Conti v. Polizzotto

663 N.Y.S.2d 293 | N.Y. App. Div. | 1997

In an action, inter alia, to recover damages for legal malpractice and breach of fiduciary duty, the plaintiffs appeal from an order of the Supreme Court, ICings County (Barasch, J.), dated September 10, 1996, which granted the defendants’ motion to dismiss the complaint for failure to state a cause of action.

Ordered that the order is affirmed, with costs.

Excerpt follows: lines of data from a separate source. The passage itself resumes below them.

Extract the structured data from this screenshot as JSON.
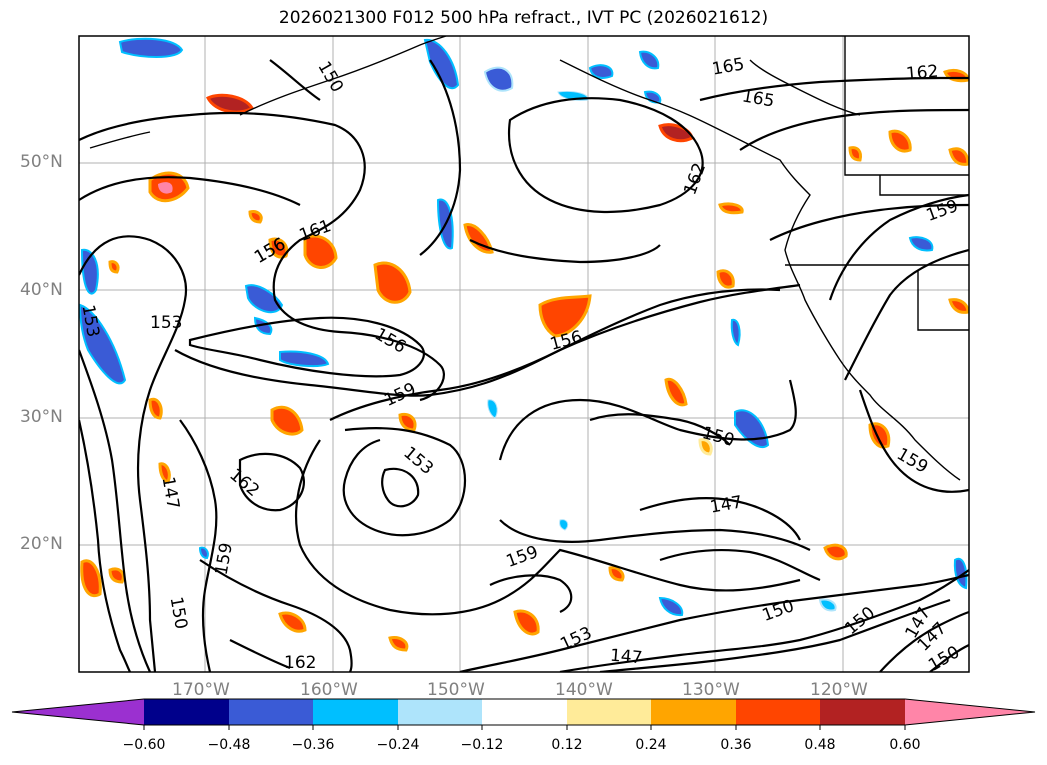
{
  "title": "2026021300 F012 500 hPa refract., IVT PC (2026021612)",
  "lat_labels": [
    "50°N",
    "40°N",
    "30°N",
    "20°N"
  ],
  "lon_labels": [
    "170°W",
    "160°W",
    "150°W",
    "140°W",
    "130°W",
    "120°W"
  ],
  "contour_labels": [
    "150",
    "165",
    "165",
    "162",
    "162",
    "159",
    "153",
    "156",
    "156",
    "161",
    "153",
    "156",
    "159",
    "156",
    "150",
    "153",
    "162",
    "147",
    "147",
    "159",
    "159",
    "150",
    "150",
    "153",
    "147",
    "147",
    "147",
    "150",
    "150",
    "162",
    "159"
  ],
  "colorbar": {
    "ticks": [
      "−0.60",
      "−0.48",
      "−0.36",
      "−0.24",
      "−0.12",
      "0.12",
      "0.24",
      "0.36",
      "0.48",
      "0.60"
    ],
    "colors": [
      "#9b30d0",
      "#00008b",
      "#3a5bd6",
      "#00bfff",
      "#aee4fb",
      "#ffffff",
      "#ffeb99",
      "#ffa500",
      "#ff4500",
      "#b22222",
      "#ff85a8"
    ]
  }
}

“The well-established rule in New York with respect to attorney malpractice is that absent fraud, collusion, malicious acts or other special circumstances, an attorney is not liable to third parties, not in privity, for harm caused by professional negligence” (Estate of Spivey v Pulley, 138 AD2d 563, 564; see, Deeb v Johnson, 170 AD2d 865; Mali v De Forest & Duer, 160 AD2d 297). Construing the allegations of the complaint and the affidavit of the plaintiff Giovanni Conti in the light most favorable to the plaintiffs, as we must on a motion pursuant to CPLR 3211 (a) (7) to dismiss for failure to state a cause of action (see generally, Leon v Martinez, 84 NY2d 83; Guggenheimer v Ginzburg, 43 NY2d 268; Rovello v Orofino Realty Co., 40 NY2d 633), we agree with the Supreme Court that the *673plaintiffs have failed to allege specific facts upon which the existence of an attorney-client relationship or privity between the parties could be inferred. The plaintiffs allege little more than that they arranged and paid for the drafting of a will by the defendants for their aunt, the decedent Lucia Borrometi. The plaintiffs’ status as beneficiaries of that will, and their mere claim that they instructed the defendants to draft the instrument in accordance with the decedent’s expressed intentions, fail to suggest the existence between the parties of the type of relationship necessary to sustain this action. Moreover, the plaintiffs’ conclusory and self-serving allegations of an attorney-client relationship are insufficient for this purpose (see, Sucese v Kirsch, 199 AD2d 718).

We have considered the plaintiffs’ remaining contentions and find them to be without merit. Copertino, J. P., Sullivan, Friedmann and Luciano, JJ., concur.